Breast cellulitis is a bacterial infection of the skin and underlying soft tissue. This condition is often seen after a break in the skin from surgery, injury, or piercing, and presents with rapidly spreading redness, warmth, and intense tenderness. Cellulitis may also involve red streaking on the skin and requires prompt medical treatment with antibiotics to prevent abscess formation.
Pain Caused by Structural Changes
Unilateral soreness can signal a change in the physical structure of the breast tissue, often involving a mass. Simple cysts, which are fluid-filled sacs, are a frequent cause of pain, particularly in women aged 35 to 50. A cyst becomes painful when it develops rapidly and causes pressure on the surrounding tissue, resulting in a tender spot that may fluctuate in size with the menstrual cycle.
Fibrocystic changes describe hormonal changes that result in lumpy, dense breast tissue. While this condition typically affects both breasts, the nodularity and associated tenderness are often more pronounced and painful on one side.

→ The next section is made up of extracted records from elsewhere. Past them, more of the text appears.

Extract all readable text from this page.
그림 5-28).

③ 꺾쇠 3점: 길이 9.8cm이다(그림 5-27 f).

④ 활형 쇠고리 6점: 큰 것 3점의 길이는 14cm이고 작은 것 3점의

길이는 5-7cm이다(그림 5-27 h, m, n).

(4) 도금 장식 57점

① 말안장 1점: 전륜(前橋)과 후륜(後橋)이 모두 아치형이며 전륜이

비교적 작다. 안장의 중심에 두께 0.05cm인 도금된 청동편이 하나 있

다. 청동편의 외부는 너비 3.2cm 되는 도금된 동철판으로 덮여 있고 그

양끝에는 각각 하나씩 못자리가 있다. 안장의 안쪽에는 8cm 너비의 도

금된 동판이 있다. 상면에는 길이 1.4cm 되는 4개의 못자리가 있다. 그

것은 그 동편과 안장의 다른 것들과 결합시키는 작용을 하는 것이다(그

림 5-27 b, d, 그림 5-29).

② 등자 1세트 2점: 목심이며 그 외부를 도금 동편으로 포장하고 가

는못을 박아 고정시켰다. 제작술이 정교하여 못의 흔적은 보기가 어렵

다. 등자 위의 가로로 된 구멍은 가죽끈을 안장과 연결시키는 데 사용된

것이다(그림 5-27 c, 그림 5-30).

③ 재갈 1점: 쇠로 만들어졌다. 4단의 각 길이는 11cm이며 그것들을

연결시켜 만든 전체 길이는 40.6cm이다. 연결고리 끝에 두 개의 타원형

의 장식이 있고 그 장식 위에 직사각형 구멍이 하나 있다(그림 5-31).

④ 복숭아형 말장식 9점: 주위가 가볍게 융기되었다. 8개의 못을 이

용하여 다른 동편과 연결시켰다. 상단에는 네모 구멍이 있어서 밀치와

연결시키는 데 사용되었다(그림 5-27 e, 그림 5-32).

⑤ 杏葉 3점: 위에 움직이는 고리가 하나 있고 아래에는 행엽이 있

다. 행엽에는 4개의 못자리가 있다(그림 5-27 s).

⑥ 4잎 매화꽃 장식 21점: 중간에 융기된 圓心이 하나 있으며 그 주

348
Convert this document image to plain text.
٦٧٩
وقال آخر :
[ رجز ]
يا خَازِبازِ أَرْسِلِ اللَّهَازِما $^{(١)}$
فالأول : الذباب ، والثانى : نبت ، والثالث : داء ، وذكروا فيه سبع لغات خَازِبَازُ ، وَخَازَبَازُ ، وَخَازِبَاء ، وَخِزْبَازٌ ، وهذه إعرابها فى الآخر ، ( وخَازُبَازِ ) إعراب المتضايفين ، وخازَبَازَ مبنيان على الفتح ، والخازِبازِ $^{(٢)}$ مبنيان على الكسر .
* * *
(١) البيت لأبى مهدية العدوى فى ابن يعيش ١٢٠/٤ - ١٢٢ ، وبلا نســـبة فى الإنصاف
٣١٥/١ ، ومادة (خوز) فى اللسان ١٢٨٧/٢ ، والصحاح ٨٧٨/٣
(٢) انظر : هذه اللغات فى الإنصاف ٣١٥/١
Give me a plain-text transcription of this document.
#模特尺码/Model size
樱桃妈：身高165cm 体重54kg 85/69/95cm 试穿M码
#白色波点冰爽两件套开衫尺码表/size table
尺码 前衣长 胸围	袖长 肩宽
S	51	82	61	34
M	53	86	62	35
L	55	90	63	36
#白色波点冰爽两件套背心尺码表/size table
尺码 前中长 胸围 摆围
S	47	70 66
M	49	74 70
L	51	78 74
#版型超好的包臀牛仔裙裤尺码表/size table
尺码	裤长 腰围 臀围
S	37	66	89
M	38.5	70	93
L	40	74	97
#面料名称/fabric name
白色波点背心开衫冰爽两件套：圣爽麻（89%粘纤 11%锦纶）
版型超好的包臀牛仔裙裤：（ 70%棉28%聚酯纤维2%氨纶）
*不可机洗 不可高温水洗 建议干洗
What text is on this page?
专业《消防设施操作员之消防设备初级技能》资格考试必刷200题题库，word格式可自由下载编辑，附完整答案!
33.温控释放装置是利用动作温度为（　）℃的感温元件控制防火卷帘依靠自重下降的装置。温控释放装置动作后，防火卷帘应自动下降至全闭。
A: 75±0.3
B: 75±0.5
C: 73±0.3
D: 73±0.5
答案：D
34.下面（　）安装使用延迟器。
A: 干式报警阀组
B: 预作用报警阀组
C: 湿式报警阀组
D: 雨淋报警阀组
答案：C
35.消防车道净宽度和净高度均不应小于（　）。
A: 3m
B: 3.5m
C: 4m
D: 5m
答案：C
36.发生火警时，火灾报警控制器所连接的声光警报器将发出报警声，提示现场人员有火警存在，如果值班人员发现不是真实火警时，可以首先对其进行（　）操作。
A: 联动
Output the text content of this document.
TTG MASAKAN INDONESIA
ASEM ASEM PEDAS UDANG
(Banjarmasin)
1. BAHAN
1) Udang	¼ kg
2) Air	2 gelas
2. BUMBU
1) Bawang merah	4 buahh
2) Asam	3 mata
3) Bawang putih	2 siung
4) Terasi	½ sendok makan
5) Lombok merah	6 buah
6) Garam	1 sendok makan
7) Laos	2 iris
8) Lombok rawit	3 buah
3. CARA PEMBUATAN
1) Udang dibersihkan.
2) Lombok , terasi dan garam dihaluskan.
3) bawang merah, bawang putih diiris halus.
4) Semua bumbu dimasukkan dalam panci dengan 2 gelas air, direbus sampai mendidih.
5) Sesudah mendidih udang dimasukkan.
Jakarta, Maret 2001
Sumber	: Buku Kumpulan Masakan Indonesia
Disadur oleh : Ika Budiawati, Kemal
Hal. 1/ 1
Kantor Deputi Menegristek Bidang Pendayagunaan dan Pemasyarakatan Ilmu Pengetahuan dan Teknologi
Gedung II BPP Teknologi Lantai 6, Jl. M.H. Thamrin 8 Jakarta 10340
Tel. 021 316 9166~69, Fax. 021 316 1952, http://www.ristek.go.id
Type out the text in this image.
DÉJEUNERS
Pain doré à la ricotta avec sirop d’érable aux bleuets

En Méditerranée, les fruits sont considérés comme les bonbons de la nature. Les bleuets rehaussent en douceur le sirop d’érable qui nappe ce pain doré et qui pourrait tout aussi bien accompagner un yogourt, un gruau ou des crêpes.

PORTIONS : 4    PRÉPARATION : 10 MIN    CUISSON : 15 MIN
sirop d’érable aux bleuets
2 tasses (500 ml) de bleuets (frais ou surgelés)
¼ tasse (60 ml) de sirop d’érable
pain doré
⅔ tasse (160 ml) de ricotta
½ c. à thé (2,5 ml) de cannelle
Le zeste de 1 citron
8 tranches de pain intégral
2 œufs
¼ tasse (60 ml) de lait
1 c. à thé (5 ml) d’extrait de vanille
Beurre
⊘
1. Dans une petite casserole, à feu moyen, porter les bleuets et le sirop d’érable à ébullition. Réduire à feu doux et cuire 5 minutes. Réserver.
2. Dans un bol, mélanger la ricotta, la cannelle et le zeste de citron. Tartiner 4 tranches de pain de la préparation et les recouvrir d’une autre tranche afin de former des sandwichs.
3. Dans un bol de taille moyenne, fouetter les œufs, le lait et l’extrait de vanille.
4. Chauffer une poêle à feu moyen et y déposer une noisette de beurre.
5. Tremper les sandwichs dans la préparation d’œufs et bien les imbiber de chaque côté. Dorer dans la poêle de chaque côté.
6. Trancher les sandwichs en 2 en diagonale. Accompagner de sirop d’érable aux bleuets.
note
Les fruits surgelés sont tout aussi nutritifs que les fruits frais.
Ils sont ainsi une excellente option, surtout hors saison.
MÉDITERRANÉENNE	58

This discomfort is generally diffuse across the affected area and worsens in the days leading up to a period.
A fibroadenoma is a common, solid, non-cancerous mass composed of glandular and connective tissue. Although typically painless, they can cause discomfort if they grow large enough to compress nearby nerves or breast tissue. These masses are often described as firm, rubbery, and highly mobile, sometimes termed a “breast mouse.” Mammary duct ectasia involves the widening and thickening of a milk duct, often presenting as a lump near the nipple or areola, accompanied by spontaneous discharge and pain in the single affected duct.
When to Seek Professional Medical Guidance
While most instances of unilateral breast soreness are benign, certain symptoms warrant evaluation by a healthcare provider. Any new, persistent lump that does not fluctuate with the menstrual cycle should be examined, especially if it feels hard or fixed in place. Pain that lasts for more than one to two full menstrual cycles or that persists after menopause also requires investigation.
Specific changes to the skin or nipple require evaluation. These include skin dimpling, puckering, or a texture resembling an orange peel (peau d’orange). Nipple discharge also needs evaluation, particularly if it is clear or bloody, occurs spontaneously without squeezing, and comes from only one duct or one breast. Signs of a worsening infection, such as high fever, chills, or rapidly spreading redness that does not improve after a day or two of home care, should also be addressed by a doctor.